Recorder

Our recording framework consists of a variety of high-precision motion track and visual streaming systems, which are bundled with a suite of ancillary devices, tools and customized scripts. The framework supports high-quality synchronized streaming, saving and visualization of human throw&catch activities from multiple sensors with varying sampling rates and data formats.

If you intend to record human demonstrations similar to ours, we provide step-by-step instructions and scripts in the dataset’s GitHub repository.

Device Details

Our recording framework utilizes multiple motion track and visual streaming systems, with their specifications briefly outlined below. We encourage users to consult our technical paper for a quick overview of their deployment and refer to the official product pages for detailed technical specifications.

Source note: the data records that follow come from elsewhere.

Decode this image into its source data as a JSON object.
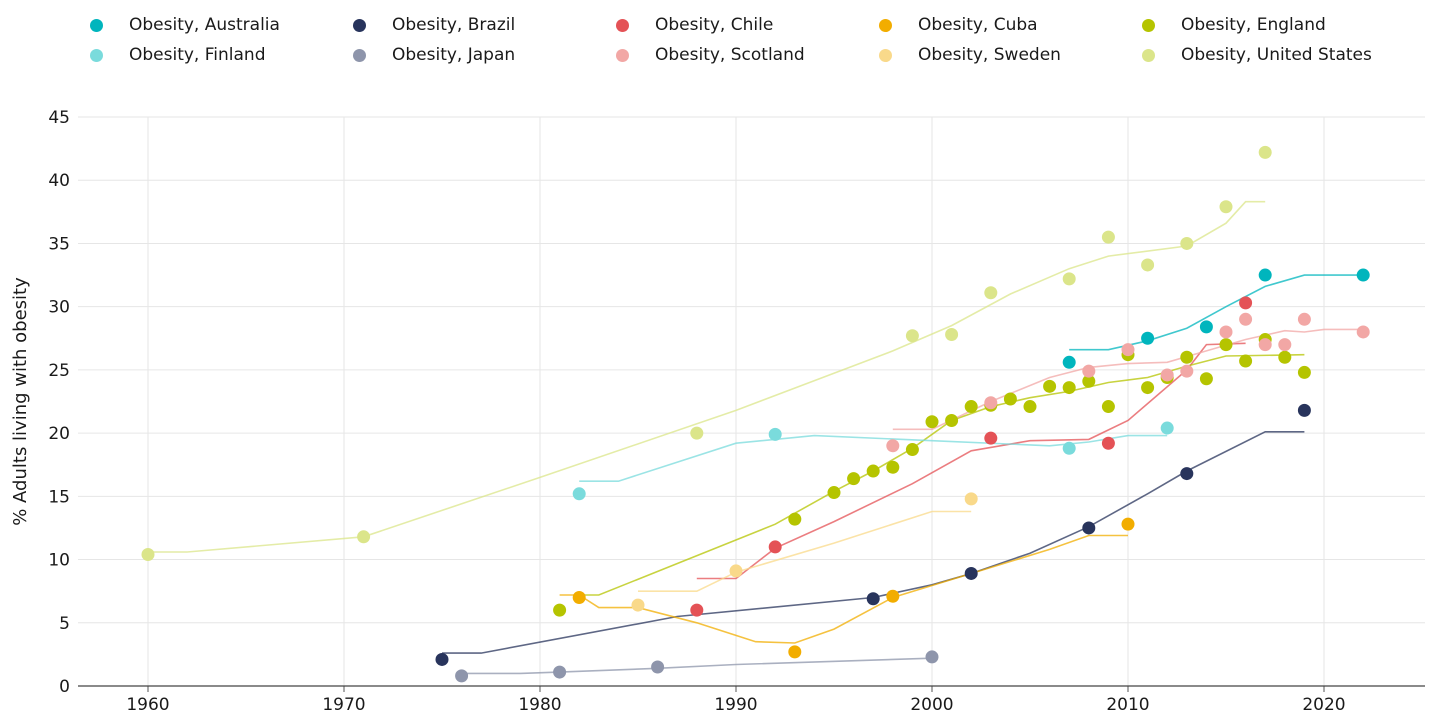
{
  "chart_data": {
    "type": "scatter",
    "title": "",
    "xlabel": "",
    "ylabel": "% Adults living with obesity",
    "xlim": [
      1955,
      2026
    ],
    "ylim": [
      0,
      45
    ],
    "x_ticks": [
      1960,
      1970,
      1980,
      1990,
      2000,
      2010,
      2020
    ],
    "y_ticks": [
      0,
      5,
      10,
      15,
      20,
      25,
      30,
      35,
      40,
      45
    ],
    "grid": "vertical and horizontal",
    "legend_position": "top",
    "series": [
      {
        "name": "Obesity, Australia",
        "color": "#00b5bd",
        "points": [
          [
            2007,
            25.6
          ],
          [
            2011,
            27.5
          ],
          [
            2014,
            28.4
          ],
          [
            2017,
            32.5
          ],
          [
            2022,
            32.5
          ]
        ],
        "trend": [
          [
            2007,
            26.6
          ],
          [
            2009,
            26.6
          ],
          [
            2011,
            27.3
          ],
          [
            2013,
            28.3
          ],
          [
            2015,
            30.0
          ],
          [
            2017,
            31.6
          ],
          [
            2019,
            32.5
          ],
          [
            2022,
            32.5
          ]
        ]
      },
      {
        "name": "Obesity, Brazil",
        "color": "#28345c",
        "points": [
          [
            1975,
            2.1
          ],
          [
            1997,
            6.9
          ],
          [
            2002,
            8.9
          ],
          [
            2008,
            12.5
          ],
          [
            2013,
            16.8
          ],
          [
            2019,
            21.8
          ]
        ],
        "trend": [
          [
            1975,
            2.6
          ],
          [
            1977,
            2.6
          ],
          [
            1987,
            5.5
          ],
          [
            1997,
            7.0
          ],
          [
            2000,
            8.0
          ],
          [
            2002,
            8.9
          ],
          [
            2005,
            10.5
          ],
          [
            2008,
            12.6
          ],
          [
            2011,
            15.2
          ],
          [
            2013,
            17.0
          ],
          [
            2017,
            20.1
          ],
          [
            2019,
            20.1
          ]
        ]
      },
      {
        "name": "Obesity, Chile",
        "color": "#e45256",
        "points": [
          [
            1988,
            6.0
          ],
          [
            1992,
            11.0
          ],
          [
            2003,
            19.6
          ],
          [
            2009,
            19.2
          ],
          [
            2016,
            30.3
          ]
        ],
        "trend": [
          [
            1988,
            8.5
          ],
          [
            1990,
            8.5
          ],
          [
            1992,
            10.9
          ],
          [
            1995,
            13.0
          ],
          [
            1999,
            16.0
          ],
          [
            2002,
            18.6
          ],
          [
            2005,
            19.4
          ],
          [
            2008,
            19.5
          ],
          [
            2010,
            21.0
          ],
          [
            2013,
            25.0
          ],
          [
            2014,
            27.0
          ],
          [
            2016,
            27.1
          ]
        ]
      },
      {
        "name": "Obesity, Cuba",
        "color": "#f2ad00",
        "points": [
          [
            1982,
            7.0
          ],
          [
            1993,
            2.7
          ],
          [
            1998,
            7.1
          ],
          [
            2010,
            12.8
          ]
        ],
        "trend": [
          [
            1981,
            7.2
          ],
          [
            1982,
            7.2
          ],
          [
            1983,
            6.2
          ],
          [
            1985,
            6.2
          ],
          [
            1988,
            5.0
          ],
          [
            1991,
            3.5
          ],
          [
            1993,
            3.4
          ],
          [
            1995,
            4.5
          ],
          [
            1998,
            7.0
          ],
          [
            2002,
            8.9
          ],
          [
            2006,
            10.8
          ],
          [
            2008,
            11.9
          ],
          [
            2010,
            11.9
          ]
        ]
      },
      {
        "name": "Obesity, England",
        "color": "#b5c400",
        "points": [
          [
            1981,
            6.0
          ],
          [
            1993,
            13.2
          ],
          [
            1995,
            15.3
          ],
          [
            1996,
            16.4
          ],
          [
            1997,
            17.0
          ],
          [
            1998,
            17.3
          ],
          [
            1999,
            18.7
          ],
          [
            2000,
            20.9
          ],
          [
            2001,
            21.0
          ],
          [
            2002,
            22.1
          ],
          [
            2003,
            22.2
          ],
          [
            2004,
            22.7
          ],
          [
            2005,
            22.1
          ],
          [
            2006,
            23.7
          ],
          [
            2007,
            23.6
          ],
          [
            2008,
            24.1
          ],
          [
            2009,
            22.1
          ],
          [
            2010,
            26.2
          ],
          [
            2011,
            23.6
          ],
          [
            2012,
            24.4
          ],
          [
            2013,
            26.0
          ],
          [
            2014,
            24.3
          ],
          [
            2015,
            27.0
          ],
          [
            2016,
            25.7
          ],
          [
            2017,
            27.4
          ],
          [
            2018,
            26.0
          ],
          [
            2019,
            24.8
          ]
        ],
        "trend": [
          [
            1982,
            7.2
          ],
          [
            1983,
            7.2
          ],
          [
            1992,
            12.8
          ],
          [
            1995,
            15.4
          ],
          [
            1997,
            17.0
          ],
          [
            1999,
            18.8
          ],
          [
            2001,
            21.0
          ],
          [
            2003,
            22.1
          ],
          [
            2005,
            22.8
          ],
          [
            2007,
            23.3
          ],
          [
            2009,
            24.0
          ],
          [
            2011,
            24.4
          ],
          [
            2013,
            25.3
          ],
          [
            2015,
            26.1
          ],
          [
            2019,
            26.2
          ]
        ]
      },
      {
        "name": "Obesity, Finland",
        "color": "#7adbdc",
        "points": [
          [
            1982,
            15.2
          ],
          [
            1992,
            19.9
          ],
          [
            2007,
            18.8
          ],
          [
            2012,
            20.4
          ]
        ],
        "trend": [
          [
            1982,
            16.2
          ],
          [
            1984,
            16.2
          ],
          [
            1990,
            19.2
          ],
          [
            1994,
            19.8
          ],
          [
            2000,
            19.4
          ],
          [
            2006,
            19.0
          ],
          [
            2008,
            19.3
          ],
          [
            2010,
            19.8
          ],
          [
            2012,
            19.8
          ]
        ]
      },
      {
        "name": "Obesity, Japan",
        "color": "#8e95ab",
        "points": [
          [
            1976,
            0.8
          ],
          [
            1981,
            1.1
          ],
          [
            1986,
            1.5
          ],
          [
            2000,
            2.3
          ]
        ],
        "trend": [
          [
            1976,
            1.0
          ],
          [
            1979,
            1.0
          ],
          [
            1981,
            1.1
          ],
          [
            1986,
            1.4
          ],
          [
            1990,
            1.7
          ],
          [
            2000,
            2.2
          ]
        ]
      },
      {
        "name": "Obesity, Scotland",
        "color": "#f2a7a5",
        "points": [
          [
            1998,
            19.0
          ],
          [
            2003,
            22.4
          ],
          [
            2008,
            24.9
          ],
          [
            2010,
            26.6
          ],
          [
            2012,
            24.6
          ],
          [
            2013,
            24.9
          ],
          [
            2015,
            28.0
          ],
          [
            2016,
            29.0
          ],
          [
            2017,
            27.0
          ],
          [
            2018,
            27.0
          ],
          [
            2019,
            29.0
          ],
          [
            2022,
            28.0
          ]
        ],
        "trend": [
          [
            1998,
            20.3
          ],
          [
            2000,
            20.3
          ],
          [
            2003,
            22.5
          ],
          [
            2006,
            24.4
          ],
          [
            2008,
            25.2
          ],
          [
            2010,
            25.5
          ],
          [
            2012,
            25.6
          ],
          [
            2014,
            26.5
          ],
          [
            2016,
            27.4
          ],
          [
            2018,
            28.1
          ],
          [
            2019,
            28.0
          ],
          [
            2020,
            28.2
          ],
          [
            2022,
            28.2
          ]
        ]
      },
      {
        "name": "Obesity, Sweden",
        "color": "#f9d98a",
        "points": [
          [
            1985,
            6.4
          ],
          [
            1990,
            9.1
          ],
          [
            2002,
            14.8
          ]
        ],
        "trend": [
          [
            1985,
            7.5
          ],
          [
            1988,
            7.5
          ],
          [
            1990,
            9.0
          ],
          [
            1995,
            11.3
          ],
          [
            2000,
            13.8
          ],
          [
            2002,
            13.8
          ]
        ]
      },
      {
        "name": "Obesity, United States",
        "color": "#dbe58a",
        "points": [
          [
            1960,
            10.4
          ],
          [
            1971,
            11.8
          ],
          [
            1988,
            20.0
          ],
          [
            1999,
            27.7
          ],
          [
            2001,
            27.8
          ],
          [
            2003,
            31.1
          ],
          [
            2007,
            32.2
          ],
          [
            2009,
            35.5
          ],
          [
            2011,
            33.3
          ],
          [
            2013,
            35.0
          ],
          [
            2015,
            37.9
          ],
          [
            2017,
            42.2
          ]
        ],
        "trend": [
          [
            1960,
            10.6
          ],
          [
            1962,
            10.6
          ],
          [
            1971,
            11.8
          ],
          [
            1980,
            16.5
          ],
          [
            1990,
            21.8
          ],
          [
            1998,
            26.5
          ],
          [
            2001,
            28.5
          ],
          [
            2004,
            31.0
          ],
          [
            2007,
            33.0
          ],
          [
            2009,
            34.0
          ],
          [
            2013,
            34.8
          ],
          [
            2015,
            36.6
          ],
          [
            2016,
            38.3
          ],
          [
            2017,
            38.3
          ]
        ]
      }
    ]
  }
}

Device Manufacturer Recording Content FPS Resolution
① Gloves StretchSense MoCap Pro Primary’s Hand Pose 120 -
②⑤ Tracker OptiTrack 6D Head Pose 240 -
③ Event Camera Prophesee Event - 1280x720
④ ZED Camera Stereolabs RGB-D 60 1280x720


We implement the Precision Time Protocol (PTP) to synchronize their clocks with a precision of sub-milliseconds (approximately 0.3 ms). The maximum offset across data streams is ≤ 1 frame at 60 FPS, as assessed during manual annotation. We encourage users to consult the provided technical document in the GitHub repository, which offers a detailed explanation of how we process and synchronize each data modality.